Getting ready for back to school? If your child carries lunch, you need to come up with five days a week worth of healthy lunches that will stay fresh in a locker, and which your kids will actually eat.
For a lot of kids, the obvious answer is peanut butter on whole wheat bread. It’s high in protein and healthy fats, shelf stale, travels well, and practically everybody likes it. But plenty of schools, including preschool programs, forbid nuts in lunches — for all students, not just those with allergies. You need some alternatives.
Soup
Soup kept warm in a Thermos is an excellent choice. Pack up leftovers of soup, stew, or chili, and add healthy side dishes.
The magical muffin formula in the story below makes a great pairing with a hearty soup.
Salad
An insulated lunch box and a frozen ice pack can keep a salad fresh and tasty all morning. Add cut up chicken, cooked whole grains, beans, and garden vegetables to make a hearty dish.
Check out our recipe for Pork Stir-Fry Salad in the story below.
Sandwiches
Use that insulated lunchbox and ice packs for sandwiches, too, if you want to include meat and cheese. The U.S. Department of Agriculture (USDA) recommends using two ice packs. You should also make the sandwich the night before and refrigerate it so that it starts out cold enough.

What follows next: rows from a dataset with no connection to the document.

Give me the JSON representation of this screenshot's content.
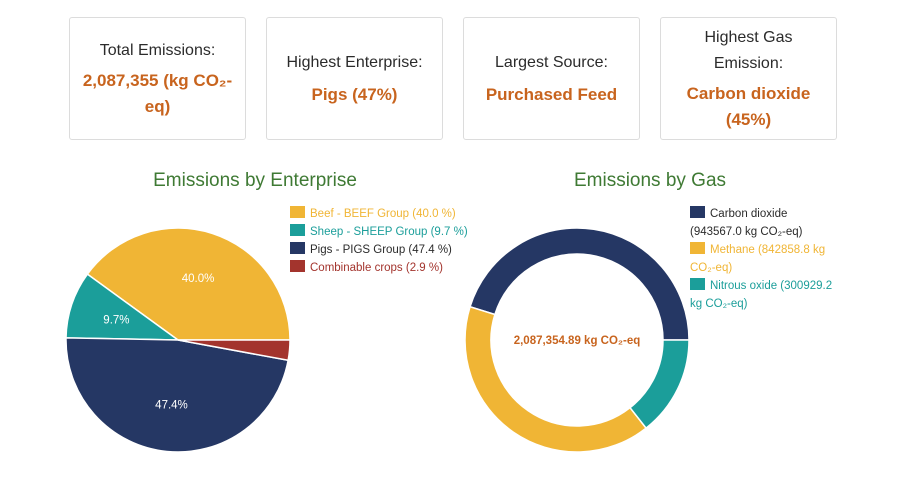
{
  "cards": [
    {
      "label": "Total Emissions:",
      "value": "2,087,355 (kg CO₂-eq)"
    },
    {
      "label": "Highest Enterprise:",
      "value": "Pigs (47%)"
    },
    {
      "label": "Largest Source:",
      "value": "Purchased Feed"
    },
    {
      "label": "Highest Gas Emission:",
      "value": "Carbon dioxide (45%)"
    }
  ],
  "colors": {
    "accent": "#c8641e",
    "title": "#3f7a34",
    "beef": "#f0b535",
    "sheep": "#1b9e9a",
    "pigs": "#253764",
    "crops": "#a3342d"
  },
  "chart_data": [
    {
      "type": "pie",
      "title": "Emissions by Enterprise",
      "legend_position": "right",
      "labels": [
        "Beef - BEEF Group",
        "Sheep - SHEEP Group",
        "Pigs  - PIGS Group",
        "Combinable crops"
      ],
      "legend_labels": [
        "Beef - BEEF Group (40.0 %)",
        "Sheep - SHEEP Group (9.7 %)",
        "Pigs  - PIGS Group (47.4 %)",
        "Combinable crops (2.9 %)"
      ],
      "values": [
        40.0,
        9.7,
        47.4,
        2.9
      ],
      "slice_labels": [
        "40.0%",
        "9.7%",
        "47.4%",
        ""
      ]
    },
    {
      "type": "pie",
      "title": "Emissions by Gas",
      "legend_position": "right",
      "donut": true,
      "center_label": "2,087,354.89 kg CO₂-eq",
      "labels": [
        "Carbon dioxide",
        "Methane",
        "Nitrous oxide"
      ],
      "legend_labels": [
        "Carbon dioxide (943567.0 kg CO₂-eq)",
        "Methane (842858.8 kg CO₂-eq)",
        "Nitrous oxide (300929.2 kg CO₂-eq)"
      ],
      "values": [
        943567.0,
        842858.8,
        300929.2
      ]
    }
  ]
}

Toss leftovers — by the time your child gets home, the sandwich will have been out too long and bacteria will have had time to develop.
Sunflower butter is a good alternative to peanut butter. It’s nutritious and stable at room temperature. It doesn’t taste exactly like peanut butter, so give your kids a chance to get used to it before you rely on it for lunches.
Whatever you choose for the main dish, be sure to include fruit and vegetables. Alternatives to chips could include nut-free crackers, popcorn, or whole-grain pretzels. A treat, like a cookie or a small amount of trail mix, can round out the lunch.